As a simple example, we can run a simple neural network with a single hidden layer of up to 1000 units.  Since this is a regression problem, no further transformation is required of the end result to map it onto the target variable.  There are many tuning parameters I am not showing that could certainly be fiddled with as well.
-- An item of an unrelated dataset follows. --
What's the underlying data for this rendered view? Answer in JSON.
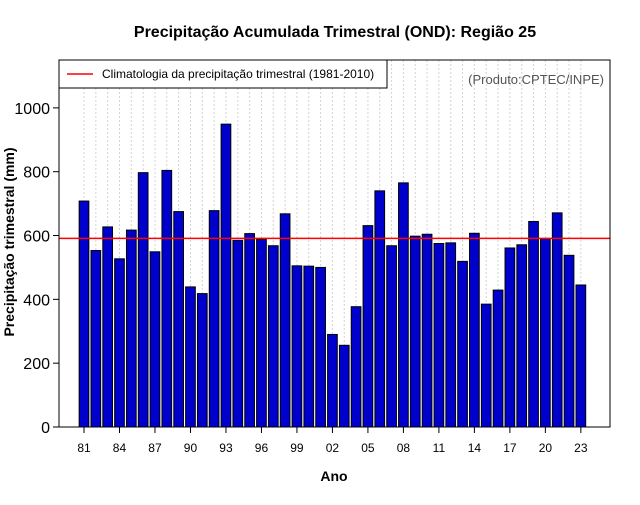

This is just an example that will run quickly with comparable performance to the previous. 

In [16]:
from sklearn.neural_network import MLPRegressor

In [17]:
hidden_layer_sizes = [500, 1000]  # size of single hidden layer
lr = ['constant', 'adaptive']     # type of learning rate
l2 = np.logspace(-4,-.1, 10)      # penalty parameter


tuned_parameters = [{
    'hidden_layer_sizes': hidden_layer_sizes, 
    'learning_rate': lr,
    'alpha': l2
}]
n_folds = 10

grid_search = GridSearchCV(
    MLPRegressor(max_iter = 1000), 
    tuned_parameters, 
    cv = n_folds, 
    refit = True,
    scoring = 'neg_mean_squared_error'
)

In [18]:
cv_results = grid_search.fit(X_train, y_train) # you get warnings but they can be ignored



In [19]:
print(cv_results.best_score_)   
print(cv_results.best_params_)

-0.2729463879488836
{'alpha': 0.10797751623277094, 'hidden_layer_sizes': 1000, 'learning_rate': 'constant'}


In [20]:
pd.DataFrame({
    'RMSE_test': mean_squared_error(cv_results.predict(X_test), y_test), 
    'R2_test': r2_score(cv_results.predict(X_test), y_test)}, 
    index = [0]
)

Unnamed: 0,RMSE_test,R2_test
0,0.26907,0.685276


## Interpreting the Black Box

See the [main document](http://m-clark.github.io/data-processing-and-visualization/ml.html).  Also the [lime module](https://pypi.org/project/lime/), as an example.

## Summary

Hopefully this has demystified the ML approach for you somewhat.  Nowadays it may take little effort to get to state-of-the-art results from even just a year or two ago, and which, for all intents and purposes, would be good enough both now and for the foreseeable future. Despite what many may think, it is not magic, but for more classically statistically minded, it may require a bit of a different perspective.